Projet de loi de simplification : point sur les mesures envisagées

Particularité franco-française : la complexité et la multiplicité des textes, vers une simplification ?

Le 15 février 2024, les parlementaires ont remis au ministre de l’Économie et un rapport sur le projet de loi simplification comprenant 14 mesures destinées à simplifier la vie des entreprises dont un certain nombre de mesures RH.

Quelques chiffres donnent un aperçu de la complexité administrative et normative française en 2022 :

•    400 000 normes applicables ;

•    1 786 décrets réglementaires ;

•    83% d'augmentation du nombre de mots par loi depuis 2002.

Le lancement du chantier de la simplification en novembre 2023 vise à rompre avec cette inflation normative et à préparer un projet de loi pour Mettre un terme aux complexités administratives, "Libérer le potentiel de croissance, accélérer les processus", Renforcer la confiance entre les autorités publiques et les PME"

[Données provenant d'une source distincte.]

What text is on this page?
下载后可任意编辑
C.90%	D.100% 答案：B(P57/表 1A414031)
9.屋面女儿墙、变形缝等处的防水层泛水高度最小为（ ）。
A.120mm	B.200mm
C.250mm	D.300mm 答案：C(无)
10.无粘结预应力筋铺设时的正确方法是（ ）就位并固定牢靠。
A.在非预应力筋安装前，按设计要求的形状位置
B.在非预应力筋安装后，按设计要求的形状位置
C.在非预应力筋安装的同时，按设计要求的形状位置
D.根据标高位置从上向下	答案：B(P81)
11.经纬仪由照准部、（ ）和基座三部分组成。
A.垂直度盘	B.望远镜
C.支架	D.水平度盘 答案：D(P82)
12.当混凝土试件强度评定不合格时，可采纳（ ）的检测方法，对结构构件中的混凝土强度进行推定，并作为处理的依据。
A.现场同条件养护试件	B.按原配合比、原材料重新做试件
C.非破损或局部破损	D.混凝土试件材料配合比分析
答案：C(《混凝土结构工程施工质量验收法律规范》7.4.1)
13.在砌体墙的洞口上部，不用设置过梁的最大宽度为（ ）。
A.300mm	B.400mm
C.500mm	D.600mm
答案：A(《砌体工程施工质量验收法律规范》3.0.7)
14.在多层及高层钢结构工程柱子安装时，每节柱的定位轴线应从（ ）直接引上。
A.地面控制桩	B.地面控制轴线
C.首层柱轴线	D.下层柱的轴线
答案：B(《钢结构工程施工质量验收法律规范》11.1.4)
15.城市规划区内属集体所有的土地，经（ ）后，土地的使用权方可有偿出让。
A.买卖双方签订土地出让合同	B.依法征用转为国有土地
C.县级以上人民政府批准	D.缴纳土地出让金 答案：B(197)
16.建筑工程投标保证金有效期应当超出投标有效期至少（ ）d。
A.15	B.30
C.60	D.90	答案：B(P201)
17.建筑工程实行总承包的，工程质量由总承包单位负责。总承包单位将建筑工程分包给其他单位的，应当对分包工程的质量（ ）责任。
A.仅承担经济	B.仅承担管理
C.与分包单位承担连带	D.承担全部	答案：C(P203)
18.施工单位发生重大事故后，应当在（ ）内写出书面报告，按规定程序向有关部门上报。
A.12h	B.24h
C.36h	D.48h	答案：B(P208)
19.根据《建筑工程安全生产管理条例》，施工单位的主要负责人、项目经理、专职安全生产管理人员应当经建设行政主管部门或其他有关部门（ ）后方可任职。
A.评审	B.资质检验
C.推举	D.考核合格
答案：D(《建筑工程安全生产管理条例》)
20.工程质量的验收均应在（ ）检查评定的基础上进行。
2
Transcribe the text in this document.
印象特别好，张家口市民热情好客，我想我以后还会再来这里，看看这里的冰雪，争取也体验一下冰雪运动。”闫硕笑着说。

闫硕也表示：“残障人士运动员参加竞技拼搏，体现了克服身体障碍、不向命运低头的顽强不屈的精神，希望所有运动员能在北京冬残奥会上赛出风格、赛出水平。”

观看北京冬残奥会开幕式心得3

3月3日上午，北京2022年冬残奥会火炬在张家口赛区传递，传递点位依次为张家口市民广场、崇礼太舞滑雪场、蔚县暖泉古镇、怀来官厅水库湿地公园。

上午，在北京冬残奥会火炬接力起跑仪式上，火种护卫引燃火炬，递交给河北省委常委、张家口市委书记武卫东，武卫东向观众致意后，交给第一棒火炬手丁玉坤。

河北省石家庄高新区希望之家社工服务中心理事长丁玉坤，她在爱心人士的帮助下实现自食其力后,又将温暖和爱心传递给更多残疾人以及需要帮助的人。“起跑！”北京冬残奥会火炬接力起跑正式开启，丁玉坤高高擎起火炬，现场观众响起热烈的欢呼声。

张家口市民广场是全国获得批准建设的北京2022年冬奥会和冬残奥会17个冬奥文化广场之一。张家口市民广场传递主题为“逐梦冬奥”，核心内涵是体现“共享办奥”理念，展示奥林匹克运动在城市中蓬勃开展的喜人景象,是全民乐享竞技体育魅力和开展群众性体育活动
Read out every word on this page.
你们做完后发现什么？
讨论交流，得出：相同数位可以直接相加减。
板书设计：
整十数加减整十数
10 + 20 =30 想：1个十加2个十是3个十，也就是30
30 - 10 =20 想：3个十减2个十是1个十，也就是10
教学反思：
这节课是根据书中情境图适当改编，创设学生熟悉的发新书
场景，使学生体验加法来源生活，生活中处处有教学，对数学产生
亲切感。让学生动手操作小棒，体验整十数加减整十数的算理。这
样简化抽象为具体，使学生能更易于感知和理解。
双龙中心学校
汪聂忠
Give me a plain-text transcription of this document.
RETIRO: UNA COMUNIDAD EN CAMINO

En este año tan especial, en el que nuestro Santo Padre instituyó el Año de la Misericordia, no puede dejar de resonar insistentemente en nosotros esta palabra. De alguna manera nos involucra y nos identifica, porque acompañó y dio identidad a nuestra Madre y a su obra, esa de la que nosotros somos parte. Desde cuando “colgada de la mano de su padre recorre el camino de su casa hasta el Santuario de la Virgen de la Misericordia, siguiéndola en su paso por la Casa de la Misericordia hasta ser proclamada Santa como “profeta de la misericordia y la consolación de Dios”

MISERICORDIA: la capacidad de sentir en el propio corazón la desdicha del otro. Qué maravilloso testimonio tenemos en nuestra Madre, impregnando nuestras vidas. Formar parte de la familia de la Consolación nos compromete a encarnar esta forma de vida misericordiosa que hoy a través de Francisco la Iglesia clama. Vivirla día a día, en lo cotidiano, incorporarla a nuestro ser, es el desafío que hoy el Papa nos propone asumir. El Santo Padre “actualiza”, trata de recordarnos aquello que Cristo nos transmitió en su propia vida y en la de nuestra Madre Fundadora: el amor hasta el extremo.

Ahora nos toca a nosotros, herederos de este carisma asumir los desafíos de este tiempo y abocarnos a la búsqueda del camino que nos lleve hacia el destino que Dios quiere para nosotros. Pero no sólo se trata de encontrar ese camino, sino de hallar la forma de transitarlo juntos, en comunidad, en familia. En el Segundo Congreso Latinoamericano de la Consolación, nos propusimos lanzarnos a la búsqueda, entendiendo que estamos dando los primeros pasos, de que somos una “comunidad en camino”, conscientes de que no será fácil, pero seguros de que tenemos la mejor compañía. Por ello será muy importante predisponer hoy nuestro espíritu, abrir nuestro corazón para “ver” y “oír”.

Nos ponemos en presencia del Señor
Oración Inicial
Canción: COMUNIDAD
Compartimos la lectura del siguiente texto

Cinq parlementaires ont remis le 15 février 2024 un rapport pour "Rendre des heures aux Français", qui fait 14 préconisations afin de préparer au mieux ce chantier.

Parmi ces mesures :

  • Harmoniser les méthodes de calcul des effectifs pour la détermination des seuils
  • Supprimer l’obligation de créer une base de données économiques, sociales et environnementales (BDESE)
  • Simplifier la déclaration des arrêts de travail et la liquidation des indemnités journalières
  • Supprimer l’attestation employeur rematérialisée
  • Diminuer le nombre d’enquêtes obligatoires auxquelles les entreprises sont soumises (Insee, Banque de France etc.)
  • Simplifier et généraliser le recours au Tese pour les entreprises de moins de 50 salariés
  • Accroitre la flexibilité du recours au temps partiel, en révisant à la base le plancher de durée du travail hebdomadaire, actuellement fixé à 24 heures.
  • Permettre aux entreprises de moins de 5 ans et de moins de 50 salariés de définir avec les salariés l’application de certaines dispositions des accords de branche (déroger provisoirement et de manière sélective aux accords de branche (salaires minimaux conventionnels, temps de travail…) ;
  • Alléger les obligations des trois principaux seuils 11-50-250 en les translatant d’un niveau
  • Privilégier les régimes de déclaration aux régimes d’autorisation
  • Réduire les délais de contentieux et notamment prud’hommaux à 6 mois (contre 12 mois actuellement
  • Aligner les droits bancaire et assurantiel des entreprises sur ceux des particuliers, plus protecteurs…
  • De dépénaliser les niveaux de sanctions en cas de manquement, de bonne foi, des dirigeants à des obligations déclaratives ;
  • D'astreindre les administrations publiques à une contribution forfaitaire en cas de dépassement du délai de paiement.